Tom Wolfe, who wrote about lacrosse culture in "I Am Charlotte Simmons," reiterates the novel's setting is not Durham, home to Duke University and its embattled lacrosse team.

Answering an audience member's question at a book festival on the Duke campus, the author said he did notice similarities between his fictional characters and people at the center of the recent rape investigation involving Duke lacrosse players.

Wolfe's 2004 novel, set on a fictional Northern university campus, portrays "sexually aggressive lacrosse players." An earlier best-seller, "The Bonfire of the Vanities," depicts a white district attorney who needs black votes to be re-elected. Durham's district attorney, Mike Nifong, is white and a candidate in the Democratic primary Tuesday.

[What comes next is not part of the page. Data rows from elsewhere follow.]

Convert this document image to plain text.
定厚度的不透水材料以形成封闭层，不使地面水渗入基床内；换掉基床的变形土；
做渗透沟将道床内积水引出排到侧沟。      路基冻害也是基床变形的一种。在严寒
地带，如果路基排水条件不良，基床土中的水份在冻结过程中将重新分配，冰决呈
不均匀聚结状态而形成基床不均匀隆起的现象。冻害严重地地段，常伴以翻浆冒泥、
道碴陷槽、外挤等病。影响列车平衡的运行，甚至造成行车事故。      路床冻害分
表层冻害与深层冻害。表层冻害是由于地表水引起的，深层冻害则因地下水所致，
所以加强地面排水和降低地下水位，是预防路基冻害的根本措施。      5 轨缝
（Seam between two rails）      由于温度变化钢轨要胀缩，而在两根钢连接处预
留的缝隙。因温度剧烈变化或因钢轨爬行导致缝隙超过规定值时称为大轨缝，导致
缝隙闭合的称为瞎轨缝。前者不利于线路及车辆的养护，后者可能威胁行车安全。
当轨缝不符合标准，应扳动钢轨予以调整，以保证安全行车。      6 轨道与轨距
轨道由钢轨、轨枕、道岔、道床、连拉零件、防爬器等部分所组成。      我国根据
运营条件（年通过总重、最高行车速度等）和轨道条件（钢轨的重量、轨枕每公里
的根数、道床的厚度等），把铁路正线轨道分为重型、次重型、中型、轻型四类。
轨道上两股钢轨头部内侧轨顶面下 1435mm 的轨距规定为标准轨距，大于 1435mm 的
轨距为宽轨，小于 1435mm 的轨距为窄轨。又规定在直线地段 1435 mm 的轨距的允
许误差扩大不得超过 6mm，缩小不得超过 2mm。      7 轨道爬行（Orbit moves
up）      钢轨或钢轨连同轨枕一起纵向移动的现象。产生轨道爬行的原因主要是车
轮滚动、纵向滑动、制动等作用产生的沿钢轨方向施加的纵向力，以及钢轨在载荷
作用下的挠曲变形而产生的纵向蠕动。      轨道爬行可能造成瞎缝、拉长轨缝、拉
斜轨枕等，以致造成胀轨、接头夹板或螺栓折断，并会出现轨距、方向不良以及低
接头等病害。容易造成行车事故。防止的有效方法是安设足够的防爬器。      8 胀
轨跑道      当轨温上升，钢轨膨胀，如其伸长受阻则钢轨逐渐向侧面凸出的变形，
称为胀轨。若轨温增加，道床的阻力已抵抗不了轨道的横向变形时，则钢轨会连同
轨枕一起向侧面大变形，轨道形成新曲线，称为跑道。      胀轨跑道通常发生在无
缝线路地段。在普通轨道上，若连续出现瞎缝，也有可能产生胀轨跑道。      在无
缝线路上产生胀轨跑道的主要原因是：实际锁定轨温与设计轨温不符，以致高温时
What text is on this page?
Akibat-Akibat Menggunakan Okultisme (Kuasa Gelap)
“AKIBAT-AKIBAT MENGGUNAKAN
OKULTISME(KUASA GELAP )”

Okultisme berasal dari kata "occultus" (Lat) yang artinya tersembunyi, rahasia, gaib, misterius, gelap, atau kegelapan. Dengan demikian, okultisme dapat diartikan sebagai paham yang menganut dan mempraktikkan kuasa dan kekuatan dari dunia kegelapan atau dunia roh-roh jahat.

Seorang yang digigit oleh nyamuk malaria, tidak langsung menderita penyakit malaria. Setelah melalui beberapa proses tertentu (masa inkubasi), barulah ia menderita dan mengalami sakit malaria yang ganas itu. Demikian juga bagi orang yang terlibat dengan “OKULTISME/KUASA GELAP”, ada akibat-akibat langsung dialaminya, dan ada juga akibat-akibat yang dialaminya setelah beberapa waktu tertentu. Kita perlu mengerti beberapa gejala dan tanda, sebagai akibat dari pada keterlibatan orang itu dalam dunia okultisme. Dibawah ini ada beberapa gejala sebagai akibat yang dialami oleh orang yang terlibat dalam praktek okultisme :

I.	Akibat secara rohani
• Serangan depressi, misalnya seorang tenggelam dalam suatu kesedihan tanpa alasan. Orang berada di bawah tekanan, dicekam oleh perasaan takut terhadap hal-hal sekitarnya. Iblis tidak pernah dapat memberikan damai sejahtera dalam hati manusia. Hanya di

But none of the "Charlotte Simmons" characters "lived within 600 miles of Durham, N.C.," Wolfe said Saturday at the North Carolina Festival of the Book.

Duke has been mentioned as the possible setting for "Charlotte Simmons," partially because the fictional Dupont University includes the Gothic architecture that marks Duke and also because Wolfe's daughter attended Duke.

In the book, athletes at Dupont are depicted as lumbering, thuggish "herpes pustules" who get all the women and get away with everything. In lacrosse, one character says, "white boys are the ones with the machismo."

Wolfe said his next book will be on immigration. His previous works include "The Right Stuff," the acclaimed behind-the-scenes chronicle of the U.S. space program, and the 1998 novel "A Man in Full," runner-up for the National Book Award.